Ich weiß jetzt nicht genau, was die „Gänsefüßchen“ bedeuten sollen, aber hey! Aus Gründen der Gleichberechtigung wird man auch über die Körper junger Frauen bestimmen. Und plötzlich erscheinen Schwangerschaften wieder als das kleinere Übel…

Im gesellschaftlichen Konsens wurde der männliche Zwang zu “dienen” als eine Art Ausgleich im Geschlechterverhältnis betrachtet, mit der Last des weiblichen Gebärens moralisch verrechnet.

Stimmt schon, aber da inzwischen die Antibaby-Pille und ähnliche Produkte erfunden wurden, die es Frauen ermöglichen zu entscheiden, ob, wie oft und wann sie schwanger werden wollen, haben Frauen viel mehr Kontrolle über ihre Leben als zur Gründung der BRD.

Protest dagegen kam aus dem linken oder christlichen Pazifismus, später auch von eher rechtspopulistisch ausgerichteten Männerrechtlern.
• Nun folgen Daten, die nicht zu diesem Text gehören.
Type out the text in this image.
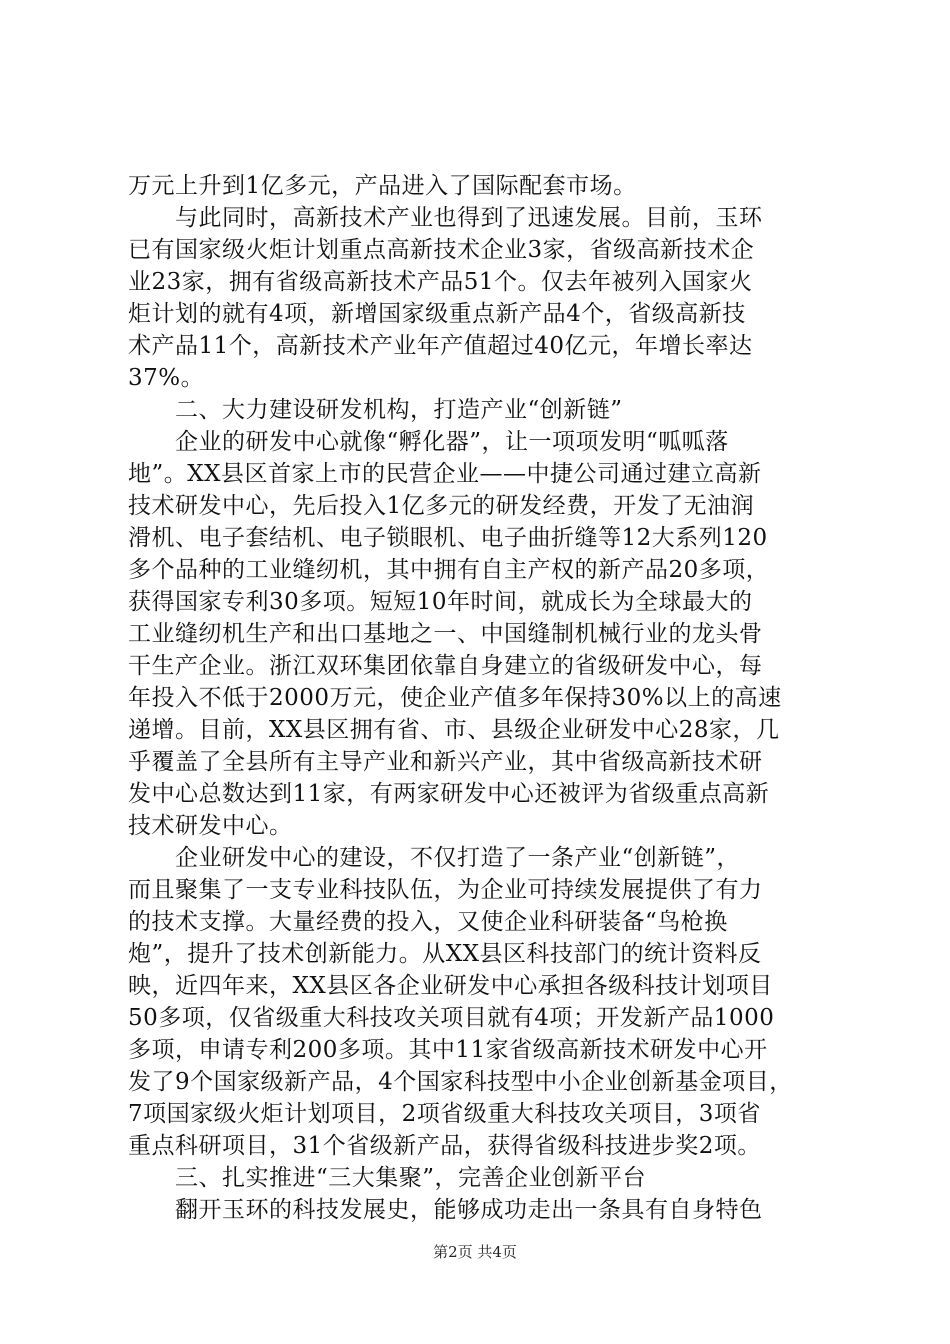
万元上升到1亿多元，产品进入了国际配套市场。
与此同时，高新技术产业也得到了迅速发展。目前，玉环
已有国家级火炬计划重点高新技术企业3家，省级高新技术企
业23家，拥有省级高新技术产品51个。仅去年被列入国家火
炬计划的就有4项，新增国家级重点新产品4个，省级高新技
术产品11个，高新技术产业年产值超过40亿元，年增长率达
37%。
二、大力建设研发机构，打造产业“创新链”
企业的研发中心就像“孵化器”，让一项项发明“呱呱落
地”。XX县区首家上市的民营企业——中捷公司通过建立高新
技术研发中心，先后投入1亿多元的研发经费，开发了无油润
滑机、电子套结机、电子锁眼机、电子曲折缝等12大系列120
多个品种的工业缝纫机，其中拥有自主产权的新产品20多项，
获得国家专利30多项。短短10年时间，就成长为全球最大的
工业缝纫机生产和出口基地之一、中国缝制机械行业的龙头骨
干生产企业。浙江双环集团依靠自身建立的省级研发中心，每
年投入不低于2000万元，使企业产值多年保持30%以上的高速
递增。目前，XX县区拥有省、市、县级企业研发中心28家，几
乎覆盖了全县所有主导产业和新兴产业，其中省级高新技术研
发中心总数达到11家，有两家研发中心还被评为省级重点高新
技术研发中心。
企业研发中心的建设，不仅打造了一条产业“创新链”，
而且聚集了一支专业科技队伍，为企业可持续发展提供了有力
的技术支撑。大量经费的投入，又使企业科研装备“鸟枪换
炮”，提升了技术创新能力。从XX县区科技部门的统计资料反
映，近四年来，XX县区各企业研发中心承担各级科技计划项目
50多项，仅省级重大科技攻关项目就有4项；开发新产品1000
多项，申请专利200多项。其中11家省级高新技术研发中心开
发了9个国家级新产品，4个国家科技型中小企业创新基金项目，
7项国家级火炬计划项目，2项省级重大科技攻关项目，3项省
重点科研项目，31个省级新产品，获得省级科技进步奖2项。
三、扎实推进“三大集聚”，完善企业创新平台
翻开玉环的科技发展史，能够成功走出一条具有自身特色
第2页 共4页
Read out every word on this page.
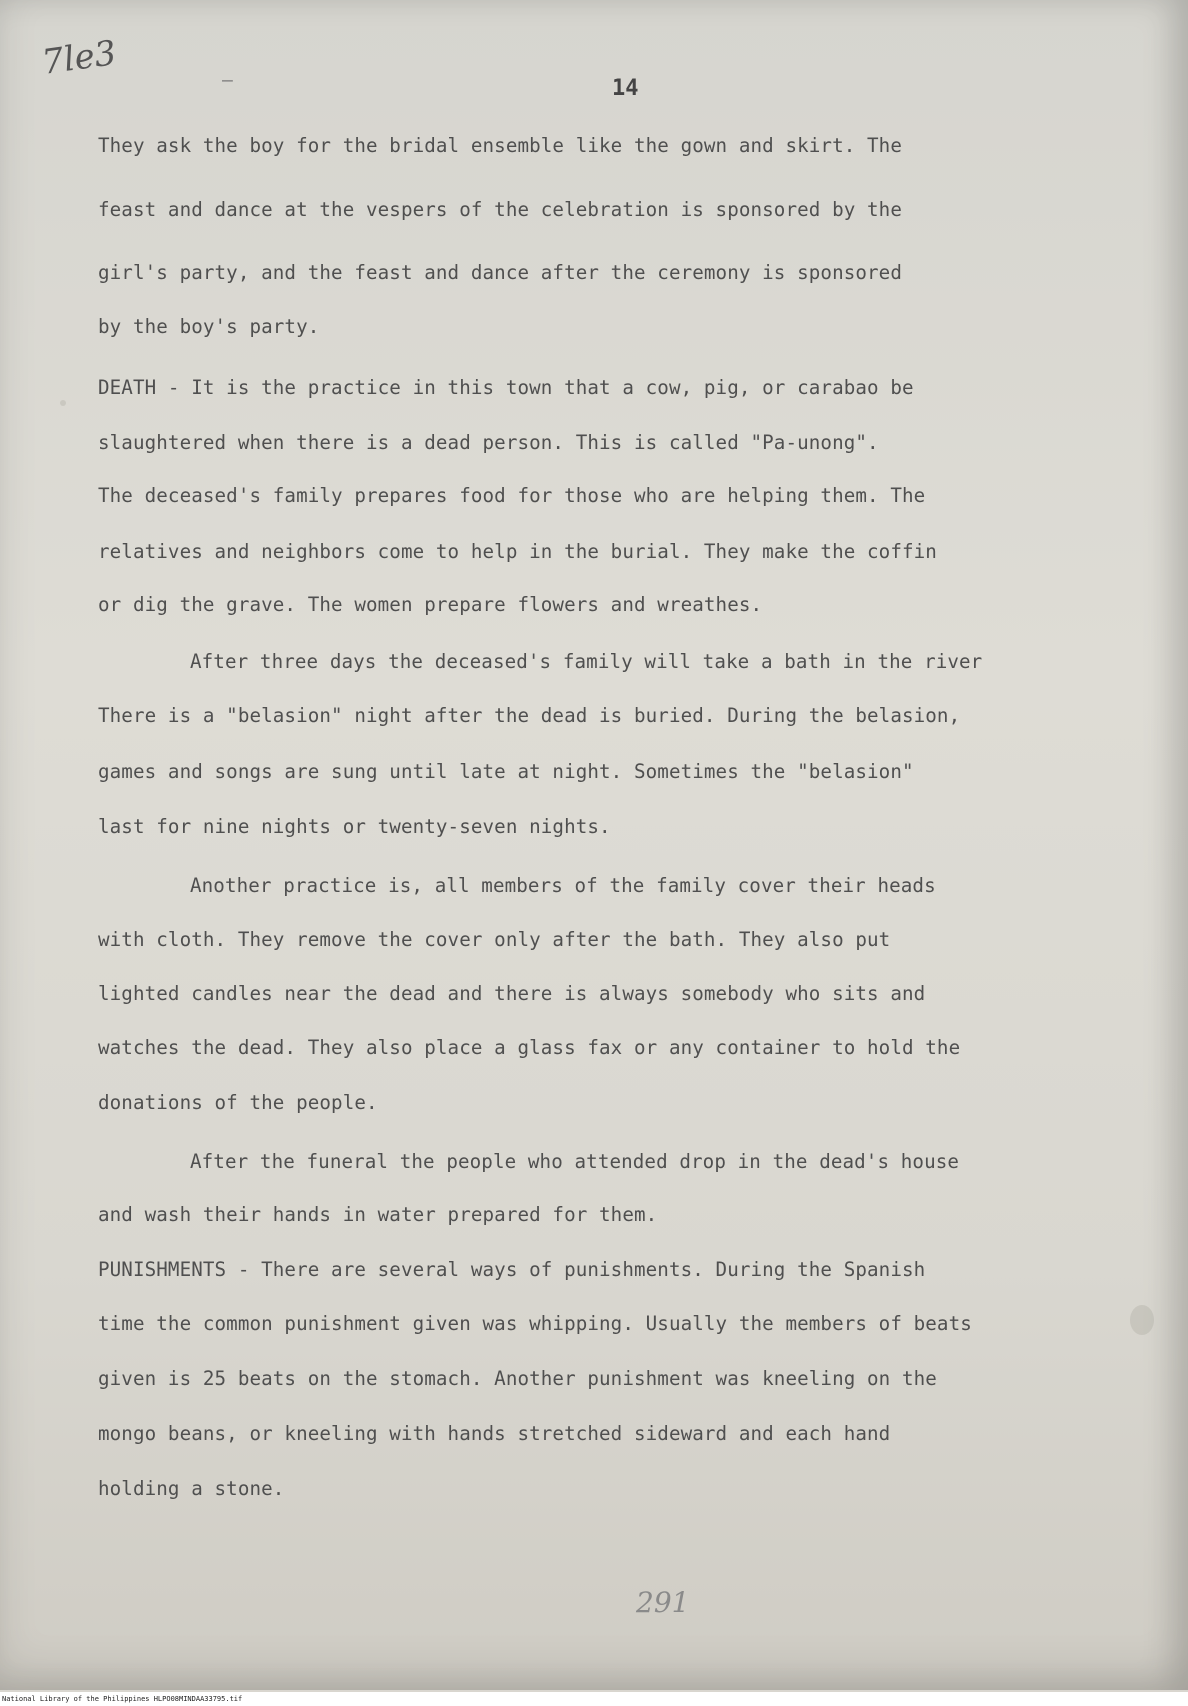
7le3	–	14
They ask the boy for the bridal ensemble like the gown and skirt. The
feast and dance at the vespers of the celebration is sponsored by the
girl's party, and the feast and dance after the ceremony is sponsored
by the boy's party.
DEATH - It is the practice in this town that a cow, pig, or carabao be
slaughtered when there is a dead person. This is called "Pa-unong".
The deceased's family prepares food for those who are helping them. The
relatives and neighbors come to help in the burial. They make the coffin
or dig the grave. The women prepare flowers and wreathes.
After three days the deceased's family will take a bath in the river
There is a "belasion" night after the dead is buried. During the belasion,
games and songs are sung until late at night. Sometimes the "belasion"
last for nine nights or twenty-seven nights.
Another practice is, all members of the family cover their heads
with cloth. They remove the cover only after the bath. They also put
lighted candles near the dead and there is always somebody who sits and
watches the dead. They also place a glass fax or any container to hold the
donations of the people.
After the funeral the people who attended drop in the dead's house
and wash their hands in water prepared for them.
PUNISHMENTS - There are several ways of punishments. During the Spanish
time the common punishment given was whipping. Usually the members of beats
given is 25 beats on the stomach. Another punishment was kneeling on the
mongo beans, or kneeling with hands stretched sideward and each hand
holding a stone.
291
National Library of the Philippines HLPO08MINDAA33795.tif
Eigentlich von denjenigen Männerrechtlern, die nicht rechtspopulistisch sind. (Möglicherweise meint er auch, dass alle Männerrechtler „eher“ rechtspopulistisch sind, aber Semantik, Schmemantik.)

Der Verein MANNdat zum Beispiel, sonst für angeblich benachteiligte Jungs oder polemisierend gegen den “feministischen Gouvernantenstaat” unterwegs, veröffentlichte auf seiner Webseite das Tagebuch eines antimilitaristischen “Totalverweigerers”.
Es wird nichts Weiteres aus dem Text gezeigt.